Looking for tips on how to shoot product photography? Learn more in our latest product photography guide.
Tips on Photographing Products
Having an array of great product shots is necessary for any local business, whether you use them in your advertising efforts or as images for your online store.
The biggest consideration you should make when shooting products is the lighting you’re using to capture the details of your product. Most photographers will utilize window light, but a best practice is to avoid photographing at night or using indoor lights. You can also use a white backdrop with studio lights, but this isn’t necessary.
If you’re using window lighting, it’s important to be consistent and shoot at similar times if you’re taking photos on different days. Low key photography may be an option if you’re looking to create a harsher contrast and tone in your product photo.
Another consideration is how close up you want to shoot your products. Most photographers will use a 50mm 1.8 aperture lens, but it all depends on what details you want to highlight in your product.
Using a 50mm lens is great for making the details sharp while creating a bokeh effect, blurring out the background to draw more attention to the subject of your photo.
Even if you don’t have a DSLR camera, you can still get away with using a phone that’s equipped with a good camera like the Samsung Galaxy S9, Google Pixel 2 or iPhone X if you have good lighting.
This Week’s Product Photography Challenge
I had a lot of fun shooting this week.
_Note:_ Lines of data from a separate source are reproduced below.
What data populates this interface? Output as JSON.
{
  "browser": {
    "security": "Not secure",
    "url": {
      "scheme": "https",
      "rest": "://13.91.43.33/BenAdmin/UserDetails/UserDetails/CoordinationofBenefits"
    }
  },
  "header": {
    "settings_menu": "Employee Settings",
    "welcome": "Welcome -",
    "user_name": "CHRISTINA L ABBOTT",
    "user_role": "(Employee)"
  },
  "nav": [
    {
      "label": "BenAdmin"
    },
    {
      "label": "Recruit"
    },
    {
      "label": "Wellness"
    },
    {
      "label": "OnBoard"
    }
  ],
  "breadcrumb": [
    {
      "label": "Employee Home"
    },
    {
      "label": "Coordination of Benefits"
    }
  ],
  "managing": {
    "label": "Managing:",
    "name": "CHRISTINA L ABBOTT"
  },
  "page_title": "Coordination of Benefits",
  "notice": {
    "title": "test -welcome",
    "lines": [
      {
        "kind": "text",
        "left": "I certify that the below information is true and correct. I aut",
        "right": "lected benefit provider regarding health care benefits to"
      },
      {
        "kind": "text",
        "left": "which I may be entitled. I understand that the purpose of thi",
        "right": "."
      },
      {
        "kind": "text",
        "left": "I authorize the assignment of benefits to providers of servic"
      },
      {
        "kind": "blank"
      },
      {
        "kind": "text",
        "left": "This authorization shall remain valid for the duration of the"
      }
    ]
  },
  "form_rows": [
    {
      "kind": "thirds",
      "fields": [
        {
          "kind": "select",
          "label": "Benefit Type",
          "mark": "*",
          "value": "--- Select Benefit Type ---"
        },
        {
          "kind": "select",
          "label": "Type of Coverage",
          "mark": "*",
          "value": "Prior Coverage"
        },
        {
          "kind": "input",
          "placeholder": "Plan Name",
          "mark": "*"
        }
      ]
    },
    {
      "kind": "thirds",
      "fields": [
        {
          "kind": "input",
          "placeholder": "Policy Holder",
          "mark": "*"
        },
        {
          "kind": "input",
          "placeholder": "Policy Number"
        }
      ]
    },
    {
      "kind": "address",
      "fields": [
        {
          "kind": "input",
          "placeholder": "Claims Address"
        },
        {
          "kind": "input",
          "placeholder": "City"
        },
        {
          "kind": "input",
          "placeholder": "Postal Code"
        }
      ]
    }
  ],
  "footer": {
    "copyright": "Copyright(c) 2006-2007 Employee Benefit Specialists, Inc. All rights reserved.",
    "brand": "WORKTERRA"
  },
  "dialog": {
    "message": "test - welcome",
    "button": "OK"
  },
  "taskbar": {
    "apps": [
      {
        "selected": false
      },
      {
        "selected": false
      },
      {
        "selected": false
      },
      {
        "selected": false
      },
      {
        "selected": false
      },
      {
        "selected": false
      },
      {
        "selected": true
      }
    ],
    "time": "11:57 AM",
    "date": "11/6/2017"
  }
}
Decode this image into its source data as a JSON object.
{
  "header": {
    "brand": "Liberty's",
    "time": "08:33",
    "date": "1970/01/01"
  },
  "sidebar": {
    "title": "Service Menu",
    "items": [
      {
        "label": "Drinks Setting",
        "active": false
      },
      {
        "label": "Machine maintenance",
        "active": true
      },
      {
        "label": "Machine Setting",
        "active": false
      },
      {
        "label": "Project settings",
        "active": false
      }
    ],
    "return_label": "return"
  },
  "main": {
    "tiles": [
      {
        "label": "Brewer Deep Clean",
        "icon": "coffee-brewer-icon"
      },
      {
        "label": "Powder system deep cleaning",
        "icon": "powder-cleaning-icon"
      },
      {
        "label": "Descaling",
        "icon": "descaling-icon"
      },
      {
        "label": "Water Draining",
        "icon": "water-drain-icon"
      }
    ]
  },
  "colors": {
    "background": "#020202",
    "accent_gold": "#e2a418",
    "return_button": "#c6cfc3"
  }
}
There were two different ideas that came to mind; the first was to take car rim shiner and place it in front of my car. Considering how dirty my car is, I decided to go out into the backyard and shoot around in the garden instead.
Our Rose of Sharon are in full bloom, making for an aesthetically pleasing composition. I used my macro lens for the roses and incorporated the rule of thirds to make room for the product and text in my photo.
I shot a second photo of the product, Schultz Plant Food, and superimposed the product into my Rose of Sharon photo. I’m happy with how this week’s challenge prompt turned out, but the editing work was a pain and a half.
Product Editing Work Behind the Scenes
If you haven’t watched my editing video already, here are the color edits that I made for the Rose of Sharon photo:
- Contrast: +30
- Highlights: -20
- Shadows: +20
- Whites: -20
- Blacks: +20
- Clarity: +50
- Vibrance: +30
- Saturation: +30
- Point Curve: Medium Contrast
- Green Hue: +50
- Red Saturation: +79
- Orange Saturation: +17
- Yellow Saturation: -100
- Yellow Luminance: +20
After I performed my color editing, I dragged both photos into Adobe Photoshop. It was a relatively simple process to superimpose the Plant Food product on top of the Rose of Sharon photo using the magnetic tool to cut out the background.
Initially I tried using the quick selection tool, but the results were horrendous. After using the magnetic tool I tweaked the placement and size of the plant food, then exported the photo over to Canva to add text.
I used Lato Heavy and italicized it, placing the text in the black part of the background for optimal transparency.
The hardest part of the editing was grabbing the product from the second photo I shot. Using the quick selection tool was a nightmare and I wasted nearly an hour trying to pull the product as cleanly as possible; the edges weren’t straight no matter how hard I tried to clean everything up.